There are not many places in the world that embody eclectic culture the way Barcelona does. With one quick turn, you can go from the coastal Mediterranean seas, to rows of unique boutiques, each imbued with authentic flair that embodies European fashion.
Evidently, sensuality is the natural rhythm of Barcelona (known as Barna to the youth). Everywhere you look there are vibrant people walking in tandem with an easy saunter, understanding that the sun will come up again tomorrow. Much different than the hustle and bustle of Western culture.
A defining feature of Barcelona is the non-stop beautiful weather; from winter-lows of only 12°C, to summer highs of at least 40°C, you can sell that Canada Goose, buy a ticket to Barcelona, and never move back.

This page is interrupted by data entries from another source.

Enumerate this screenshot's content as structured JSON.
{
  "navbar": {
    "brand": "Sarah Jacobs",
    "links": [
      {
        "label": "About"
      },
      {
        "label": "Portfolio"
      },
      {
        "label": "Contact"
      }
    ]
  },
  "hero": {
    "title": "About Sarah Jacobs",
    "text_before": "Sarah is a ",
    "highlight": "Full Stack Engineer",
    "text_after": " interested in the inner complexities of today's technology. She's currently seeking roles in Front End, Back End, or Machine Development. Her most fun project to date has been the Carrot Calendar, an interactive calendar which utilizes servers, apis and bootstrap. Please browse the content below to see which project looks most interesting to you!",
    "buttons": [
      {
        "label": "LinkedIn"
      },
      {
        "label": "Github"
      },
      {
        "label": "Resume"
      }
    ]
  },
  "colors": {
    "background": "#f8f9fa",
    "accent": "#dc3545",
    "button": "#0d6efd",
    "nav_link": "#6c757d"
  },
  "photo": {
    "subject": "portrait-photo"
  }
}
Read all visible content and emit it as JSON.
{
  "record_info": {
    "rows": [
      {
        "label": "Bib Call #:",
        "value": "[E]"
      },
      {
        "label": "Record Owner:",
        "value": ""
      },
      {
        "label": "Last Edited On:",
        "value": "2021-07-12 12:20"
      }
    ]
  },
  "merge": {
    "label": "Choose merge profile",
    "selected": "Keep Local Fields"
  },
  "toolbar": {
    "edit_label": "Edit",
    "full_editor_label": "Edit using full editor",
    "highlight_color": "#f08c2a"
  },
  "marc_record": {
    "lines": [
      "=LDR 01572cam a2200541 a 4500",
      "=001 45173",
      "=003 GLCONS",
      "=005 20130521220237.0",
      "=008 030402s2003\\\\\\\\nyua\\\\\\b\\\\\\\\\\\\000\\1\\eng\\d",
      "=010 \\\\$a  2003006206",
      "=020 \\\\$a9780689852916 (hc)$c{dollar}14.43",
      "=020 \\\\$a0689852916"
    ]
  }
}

In Barcelona, comfy shoes are a must. Preferably classic white Adidas, or some Nike’s, because you will be walking a lot. This is not due to lack of transportation, but rather a seemingly endless combination of outdoor patios and beautiful locales to walk to. When you first arrive, the average tourist will be funneled into La Rambla, which is all fun and nice but the real adventure is to be had in the disappearing side streets to either side of it. The side streets comprise of the “Boroughs” of the downtown Barcelona- where all the fun is to be had. Ciuetat Vella is mix of university campus, patios and small boutiques and small independent business. Here’s where you’ll find that one unique bag or t-shirt that you know can only be found in that beautiful store that you know might never find again. Your next stop is El Borne, the downtown heart of hip Barcelona. Mind you, this area has two different vibes when experienced during the day or night. During the day you’ll find, young artistic locals, with seasoned travelers enjoying the food for great prices on the numerous patios at every turn. When night rolls around, beautiful aromas waft in the area, the lights start shining and the restaurants start filling up.
And a tip for any traveler’s this summer: never ever pay more than 50 cents for a small bottle of water at one of the tiny grocery stores (here known as “Supermercats”— that is spelled correctly). They know better.